# Hi fi and mobile advice please



## Tina L (Jun 28, 2015)

Good evening all....In preparation for the big move can anyone advise on purchasing a mobile phone? Can I just buy any smart phone in the UK and then a sim or a contract \pay as you go when I arrive in Cyprus? Secondly I also want to buy a new hi fi CD radio Bluetooth docking etc...will a UK one work OK and should I foget DAB. Thanks for any help


----------



## Veronica (Apr 5, 2008)

UK phones work fine here with Cyprus sim cards. Also any electronics work here so no problems purchasing hi fi in the UK and bringing it here.


----------



## PeteandSylv (Sep 24, 2008)

DAB radio does not work here. Your mobiles will need to be unlocked if they are currently locked.

Pete


----------



## Tina L (Jun 28, 2015)

Thanks Pete. Does it matter what phone I buy?


----------



## Veronica (Apr 5, 2008)

Tina L said:


> Thanks Pete. Does it matter what phone I buy?

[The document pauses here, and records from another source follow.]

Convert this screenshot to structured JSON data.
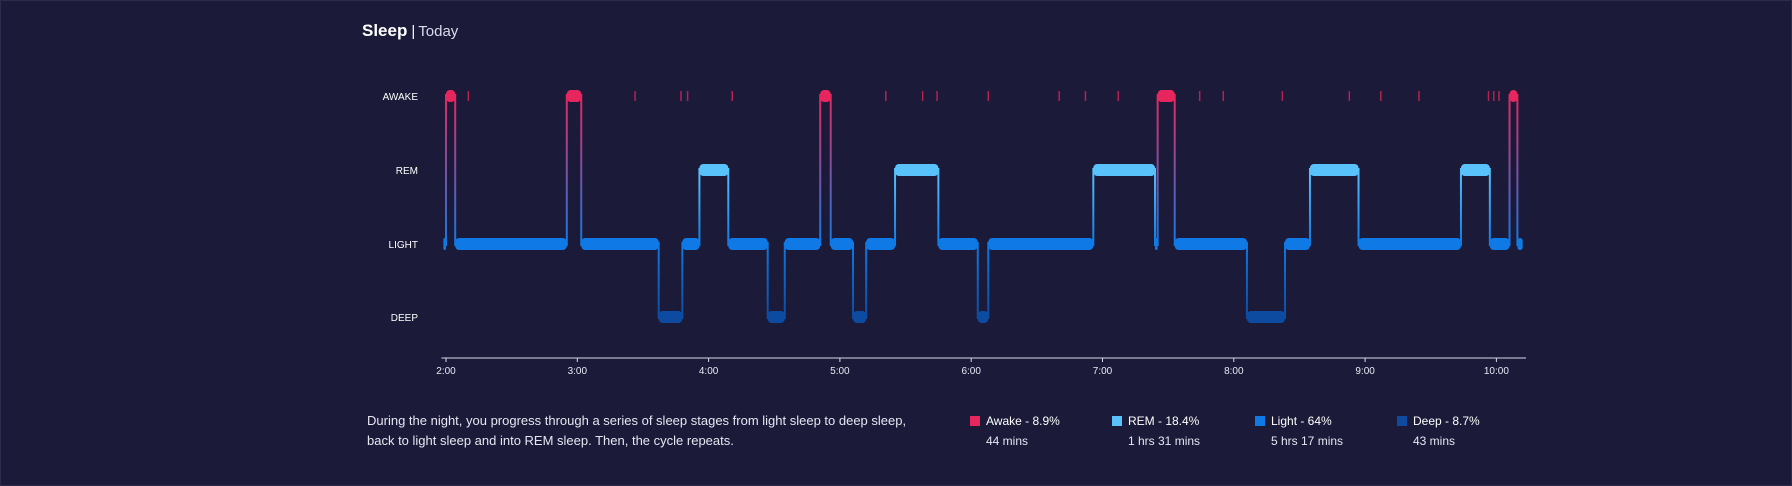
{
  "header": {
    "title": "Sleep",
    "separator": "|",
    "subtitle": "Today"
  },
  "description": "During the night, you progress through a series of sleep stages from light sleep to deep sleep, back to light sleep and into REM sleep. Then, the cycle repeats.",
  "colors": {
    "background": "#1b1a38",
    "awake": "#e8265e",
    "rem": "#5ac2fb",
    "light": "#0f7ae5",
    "deep": "#0d4ba1",
    "axis": "#d8d8e8"
  },
  "legend": [
    {
      "key": "awake",
      "label": "Awake - 8.9%",
      "duration": "44 mins",
      "color": "#e8265e"
    },
    {
      "key": "rem",
      "label": "REM - 18.4%",
      "duration": "1 hrs 31 mins",
      "color": "#5ac2fb"
    },
    {
      "key": "light",
      "label": "Light - 64%",
      "duration": "5 hrs 17 mins",
      "color": "#0f7ae5"
    },
    {
      "key": "deep",
      "label": "Deep - 8.7%",
      "duration": "43 mins",
      "color": "#0d4ba1"
    }
  ],
  "chart_data": {
    "type": "step",
    "y_categories": [
      "AWAKE",
      "REM",
      "LIGHT",
      "DEEP"
    ],
    "x_ticks": [
      "2:00",
      "3:00",
      "4:00",
      "5:00",
      "6:00",
      "7:00",
      "8:00",
      "9:00",
      "10:00"
    ],
    "x_tick_hours": [
      2,
      3,
      4,
      5,
      6,
      7,
      8,
      9,
      10
    ],
    "x_range_hours": [
      1.98,
      10.18
    ],
    "segments": [
      {
        "stage": "LIGHT",
        "start": 1.98,
        "end": 2.0
      },
      {
        "stage": "AWAKE",
        "start": 2.0,
        "end": 2.07
      },
      {
        "stage": "LIGHT",
        "start": 2.07,
        "end": 2.92
      },
      {
        "stage": "AWAKE",
        "start": 2.92,
        "end": 3.03
      },
      {
        "stage": "LIGHT",
        "start": 3.03,
        "end": 3.62
      },
      {
        "stage": "DEEP",
        "start": 3.62,
        "end": 3.8
      },
      {
        "stage": "LIGHT",
        "start": 3.8,
        "end": 3.93
      },
      {
        "stage": "REM",
        "start": 3.93,
        "end": 4.15
      },
      {
        "stage": "LIGHT",
        "start": 4.15,
        "end": 4.45
      },
      {
        "stage": "DEEP",
        "start": 4.45,
        "end": 4.58
      },
      {
        "stage": "LIGHT",
        "start": 4.58,
        "end": 4.85
      },
      {
        "stage": "AWAKE",
        "start": 4.85,
        "end": 4.93
      },
      {
        "stage": "LIGHT",
        "start": 4.93,
        "end": 5.1
      },
      {
        "stage": "DEEP",
        "start": 5.1,
        "end": 5.2
      },
      {
        "stage": "LIGHT",
        "start": 5.2,
        "end": 5.42
      },
      {
        "stage": "REM",
        "start": 5.42,
        "end": 5.75
      },
      {
        "stage": "LIGHT",
        "start": 5.75,
        "end": 6.05
      },
      {
        "stage": "DEEP",
        "start": 6.05,
        "end": 6.13
      },
      {
        "stage": "LIGHT",
        "start": 6.13,
        "end": 6.93
      },
      {
        "stage": "REM",
        "start": 6.93,
        "end": 7.4
      },
      {
        "stage": "LIGHT",
        "start": 7.4,
        "end": 7.42
      },
      {
        "stage": "AWAKE",
        "start": 7.42,
        "end": 7.55
      },
      {
        "stage": "LIGHT",
        "start": 7.55,
        "end": 8.1
      },
      {
        "stage": "DEEP",
        "start": 8.1,
        "end": 8.39
      },
      {
        "stage": "LIGHT",
        "start": 8.39,
        "end": 8.58
      },
      {
        "stage": "REM",
        "start": 8.58,
        "end": 8.95
      },
      {
        "stage": "LIGHT",
        "start": 8.95,
        "end": 9.73
      },
      {
        "stage": "REM",
        "start": 9.73,
        "end": 9.95
      },
      {
        "stage": "LIGHT",
        "start": 9.95,
        "end": 10.1
      },
      {
        "stage": "AWAKE",
        "start": 10.1,
        "end": 10.16
      },
      {
        "stage": "LIGHT",
        "start": 10.16,
        "end": 10.2
      }
    ],
    "brief_awake_hours": [
      2.17,
      3.44,
      3.79,
      3.84,
      4.18,
      5.35,
      5.63,
      5.74,
      6.13,
      6.67,
      6.87,
      7.12,
      7.74,
      7.92,
      8.37,
      8.88,
      9.12,
      9.41,
      9.94,
      9.98,
      10.02
    ]
  }
}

Any phone should be fine. I bought a Microsoft phone from Tescos when I was in the UK in the summer and I am very happy with it. Cost under 100pounds.


----------



## houdinibun (Oct 8, 2015)

We have found it very simple with phones, just make sure you have the PUK code to unlock them to any network - bought 2 phones with us from the UK and purchased a new Samsung from Public for €150. 
Then pop into any CYTA shop and for €7.50 you get a soeasy sim which gives you a phone number and €5 of credit. Top ups are available at all the kiosks and then a few months in we changed to contracts.
Can attest that DAB from Uk does not work here nor do clocks with auto time function - they constantly show uk time and even if you change them to Cyprus time they reset over night!! We had much fun with that one...


----------



## Tina L (Jun 28, 2015)

Thanks for your help


----------



## JonandGaynor (Jun 8, 2009)

houdinibun said:


> We have found it very simple with phones, just make sure you have the PUK code to unlock them to any network - bought 2 phones with us from the UK and purchased a new Samsung from Public for €150.
> Then pop into any CYTA shop and for €7.50 you get a soeasy sim which gives you a phone number and €5 of credit. Top ups are available at all the kiosks and then a few months in we changed to contracts.
> Can attest that DAB from Uk does not work here* nor do clocks with auto time function - they constantly show uk time and even if you change them to Cyprus time they reset over night!! We had much fun with that one..*.


We have an auto alarm clock, every night at 01.00am it resets to 12.00 midnight then at 01.05am it goes back to the correct Cyprus time!


----------